Oct 29 2007

Mafia girlfriend: FBI used mob muscle to help civil rights case

Published by at 4:30 pm under USA

NEW YORK — The FBI covertly used mob muscle to help solve the 1964 disappearance of three civil rights volunteers in Mississippi, a gangster’s ex-girlfriend testified Monday, becoming the first witness to repeat in open court a story that has been underworld lore for years.

Linda Schiro described how she traveled with Gregory Scarpa Sr. to Mississippi, where he told her he had forced a Ku Klux Klan member to reveal the location of the volunteers’ bodies by “putting a gun in the guy’s mouth and threatening him.”

The FBI has never acknowledged that Scarpa, nicknamed “The Grim Reaper,” was involved in the case.

The testimony came during the trial of R. Lindley DeVecchio, who has pleaded not guilty to four counts of murder in what prosecutors have billed as one of the worst law enforcement corruption cases in U.S. history. An indictment alleges Scarpa plied DeVecchio with cash, jewelry, liquor – and even prostitutes – in exchange for confidential information on suspected rats and rivals in the late 1980s and early 1990s.

Until now, Schiro was too afraid to speak out about the illicit alliance, prosecutors say. But the mob moll, who was with Scarpa nearly three decades, was coaxed into testifying about what went on behind the scenes with assurances authorities would protect her life.
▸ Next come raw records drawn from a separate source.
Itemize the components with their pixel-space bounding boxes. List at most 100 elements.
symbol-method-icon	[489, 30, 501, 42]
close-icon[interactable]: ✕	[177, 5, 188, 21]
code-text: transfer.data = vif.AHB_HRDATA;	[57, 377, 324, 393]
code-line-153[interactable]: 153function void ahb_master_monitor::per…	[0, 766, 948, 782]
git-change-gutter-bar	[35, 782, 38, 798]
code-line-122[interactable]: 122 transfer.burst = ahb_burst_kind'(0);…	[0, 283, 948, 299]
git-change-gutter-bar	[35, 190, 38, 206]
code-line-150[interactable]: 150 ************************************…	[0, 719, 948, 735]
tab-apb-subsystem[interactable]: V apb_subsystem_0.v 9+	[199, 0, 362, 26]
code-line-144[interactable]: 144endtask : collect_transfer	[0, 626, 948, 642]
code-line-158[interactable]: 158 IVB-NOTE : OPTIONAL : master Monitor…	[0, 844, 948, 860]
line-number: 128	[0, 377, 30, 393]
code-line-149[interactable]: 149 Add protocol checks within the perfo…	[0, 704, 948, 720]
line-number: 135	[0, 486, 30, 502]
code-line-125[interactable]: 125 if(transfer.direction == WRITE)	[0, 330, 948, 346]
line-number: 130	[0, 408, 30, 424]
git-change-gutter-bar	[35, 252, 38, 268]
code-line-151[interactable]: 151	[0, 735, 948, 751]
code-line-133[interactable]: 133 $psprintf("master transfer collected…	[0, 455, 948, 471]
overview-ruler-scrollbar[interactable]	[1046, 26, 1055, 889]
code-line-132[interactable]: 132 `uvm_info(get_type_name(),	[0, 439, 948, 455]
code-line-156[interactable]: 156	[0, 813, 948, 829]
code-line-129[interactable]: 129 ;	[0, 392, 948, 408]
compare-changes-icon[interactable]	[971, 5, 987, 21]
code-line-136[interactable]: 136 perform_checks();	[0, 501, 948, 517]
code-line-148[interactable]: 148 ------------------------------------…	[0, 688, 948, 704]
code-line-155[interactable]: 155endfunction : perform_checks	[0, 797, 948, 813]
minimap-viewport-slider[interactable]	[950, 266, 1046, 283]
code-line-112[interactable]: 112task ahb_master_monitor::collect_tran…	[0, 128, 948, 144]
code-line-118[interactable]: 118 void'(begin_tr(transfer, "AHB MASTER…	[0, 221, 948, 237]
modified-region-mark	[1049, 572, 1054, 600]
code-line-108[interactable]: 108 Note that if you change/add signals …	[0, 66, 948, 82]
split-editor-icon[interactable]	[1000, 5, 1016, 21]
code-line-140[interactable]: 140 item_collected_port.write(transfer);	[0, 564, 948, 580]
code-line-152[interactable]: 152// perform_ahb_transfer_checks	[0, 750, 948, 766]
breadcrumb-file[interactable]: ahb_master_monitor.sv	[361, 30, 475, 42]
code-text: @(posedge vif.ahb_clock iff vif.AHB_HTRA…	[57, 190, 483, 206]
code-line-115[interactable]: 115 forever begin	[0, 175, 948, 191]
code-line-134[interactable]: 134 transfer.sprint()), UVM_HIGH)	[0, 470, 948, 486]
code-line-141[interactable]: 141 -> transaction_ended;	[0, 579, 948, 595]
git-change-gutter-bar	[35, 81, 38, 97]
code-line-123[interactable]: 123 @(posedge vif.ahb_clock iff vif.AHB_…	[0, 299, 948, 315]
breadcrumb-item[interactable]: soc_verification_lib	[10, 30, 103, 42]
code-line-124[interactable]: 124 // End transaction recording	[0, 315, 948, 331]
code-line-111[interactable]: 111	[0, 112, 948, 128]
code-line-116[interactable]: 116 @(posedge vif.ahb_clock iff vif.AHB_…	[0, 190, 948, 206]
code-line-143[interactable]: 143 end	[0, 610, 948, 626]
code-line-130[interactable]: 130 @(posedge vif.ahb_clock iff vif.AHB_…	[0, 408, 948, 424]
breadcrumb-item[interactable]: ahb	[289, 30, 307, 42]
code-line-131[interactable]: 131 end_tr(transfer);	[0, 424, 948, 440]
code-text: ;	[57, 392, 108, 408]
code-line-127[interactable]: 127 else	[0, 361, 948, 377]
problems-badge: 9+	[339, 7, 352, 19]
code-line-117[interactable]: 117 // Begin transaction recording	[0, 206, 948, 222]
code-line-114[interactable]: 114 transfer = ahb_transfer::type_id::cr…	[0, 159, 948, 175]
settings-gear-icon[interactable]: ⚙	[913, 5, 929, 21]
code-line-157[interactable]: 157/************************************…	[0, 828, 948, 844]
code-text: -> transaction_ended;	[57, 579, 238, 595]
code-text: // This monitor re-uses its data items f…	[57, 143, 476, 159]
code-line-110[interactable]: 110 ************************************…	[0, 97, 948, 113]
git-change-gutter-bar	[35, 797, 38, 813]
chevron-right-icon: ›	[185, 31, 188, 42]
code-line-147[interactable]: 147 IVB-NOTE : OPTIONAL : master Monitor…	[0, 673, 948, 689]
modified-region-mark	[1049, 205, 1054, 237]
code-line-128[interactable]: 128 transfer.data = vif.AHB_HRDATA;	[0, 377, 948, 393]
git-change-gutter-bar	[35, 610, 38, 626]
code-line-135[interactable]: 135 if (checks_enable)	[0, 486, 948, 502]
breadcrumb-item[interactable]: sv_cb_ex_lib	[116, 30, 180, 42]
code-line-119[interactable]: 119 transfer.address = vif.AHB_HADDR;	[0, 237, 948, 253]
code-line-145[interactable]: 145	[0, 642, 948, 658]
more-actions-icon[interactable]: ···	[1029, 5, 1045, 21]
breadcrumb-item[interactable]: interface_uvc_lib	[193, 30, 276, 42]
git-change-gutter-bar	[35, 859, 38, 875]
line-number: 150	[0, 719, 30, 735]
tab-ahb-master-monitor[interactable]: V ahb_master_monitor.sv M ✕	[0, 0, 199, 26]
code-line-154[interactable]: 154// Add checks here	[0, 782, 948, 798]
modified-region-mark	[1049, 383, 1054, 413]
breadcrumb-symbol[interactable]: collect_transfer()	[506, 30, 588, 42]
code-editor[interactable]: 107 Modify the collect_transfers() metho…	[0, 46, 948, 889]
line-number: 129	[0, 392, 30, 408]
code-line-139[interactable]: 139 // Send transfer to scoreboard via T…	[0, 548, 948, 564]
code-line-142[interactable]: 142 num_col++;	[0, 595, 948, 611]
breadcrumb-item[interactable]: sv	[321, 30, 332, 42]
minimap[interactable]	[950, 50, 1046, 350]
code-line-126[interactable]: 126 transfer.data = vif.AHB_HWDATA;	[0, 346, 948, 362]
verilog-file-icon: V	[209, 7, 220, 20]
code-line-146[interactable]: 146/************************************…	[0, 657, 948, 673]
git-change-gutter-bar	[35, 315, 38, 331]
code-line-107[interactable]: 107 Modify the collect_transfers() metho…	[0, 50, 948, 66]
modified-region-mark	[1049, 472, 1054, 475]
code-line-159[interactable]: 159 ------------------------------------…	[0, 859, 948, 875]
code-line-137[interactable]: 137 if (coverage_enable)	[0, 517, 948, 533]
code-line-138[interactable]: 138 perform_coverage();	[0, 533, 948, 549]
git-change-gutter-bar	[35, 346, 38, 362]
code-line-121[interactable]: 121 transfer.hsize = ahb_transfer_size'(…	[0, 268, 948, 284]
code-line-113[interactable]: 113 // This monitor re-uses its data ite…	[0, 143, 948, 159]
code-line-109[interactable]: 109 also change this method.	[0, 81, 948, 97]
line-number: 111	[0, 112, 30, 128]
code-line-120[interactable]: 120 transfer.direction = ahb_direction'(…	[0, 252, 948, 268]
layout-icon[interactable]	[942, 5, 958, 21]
Defense attorneys have sought to portray Schiro – who testified that prosecutors were paying her $2,200 a month for living expenses – as an opportunist who framed DeVecchio at the behest of overzealous prosecutors, and to improve her chances for a tell-all book deal about Scarpa, who died behind bars in 1994.

The notion that Scarpa strong-armed a Klan member into giving up information about one of the most notorious crimes of the civil rights era has been talked about in mob circles for years.

It happened during the search for suspects in the disappearance of civil rights workers James Chaney, Michael Schwerner and Andrew Goodman, who were beaten and shot by a gang of Klansmen and buried in an earthen dam. The case was famously dramatized in the movie “Mississippi Burning.”

Investigators struggled for answers in the early days of the case, stymied by stonewalling local Klan members. The Daily News reported in 1994 that a frustrated J. Edgar Hoover turned to Scarpa to beat the information out of local Klansmen.

Schiro recalled Monday how she and Scarpa walked into a hotel in Mississippi where the FBI had gathered during the investigation, and how the gangster winked at a group of agents. She said an agent later showed up in their room and “handed Greg a gun.”

Later, she said Scarpa helped find the volunteers’ bodies by “putting a gun in the guy’s mouth and threatening him.” She said an unidentified agent returned to the room, gave Scarpa a wad of cash, and took back the weapon.

Her remarks about the Mississippi episode were only a brief part of Schiro’s full day of testimony, which is considered crucial for the case. She is scheduled to return Tuesday.

Schiro, 62, started dating Scarpa at age 17 after meeting him in a bar. She spent most of her life around mobsters, so his boasts that he had been involved in 20 gangland murders didn’t frighten her, she said.

“I wasn’t upset. I was impressed,” she said.

She said she was more surprised when the Colombo crime family captain first told her about his ties to the FBI. “I said, ‘What do you mean, you’re a rat?’” she recalled. “And he said, ‘No, I just work for them.’”

After DeVecchio became the informant’s “handler” in 1978, Schiro said she was allowed to sit in on weekly meetings at the couple’s apartment. She recounted how when Scarpa offered stolen jewelry to the agent, he “took it and put it in his pocket,” she said.

Schiro testified that in the fall of 1984 she overheard DeVecchio warn Scarpa that the girlfriend of another Colombo capo was a potential “rat.”

“You know you have to take care of this?” DeVecchio said, according to Schiro.

“I’ll take care of it,” Scarpa said.

The girlfriend was gunned down at a mob social club a few days later.

Another time, Scarpa complained to Devecchio about a fellow mobster who was acting strangely, “not coming around anymore and becoming a born-again Christian,” she said.

The agent, she said, cautioned, “You know we’ve got to get rid of this guy before he starts talking.”

Prosecutors say Scarpa ordered the gangster killed in 1987.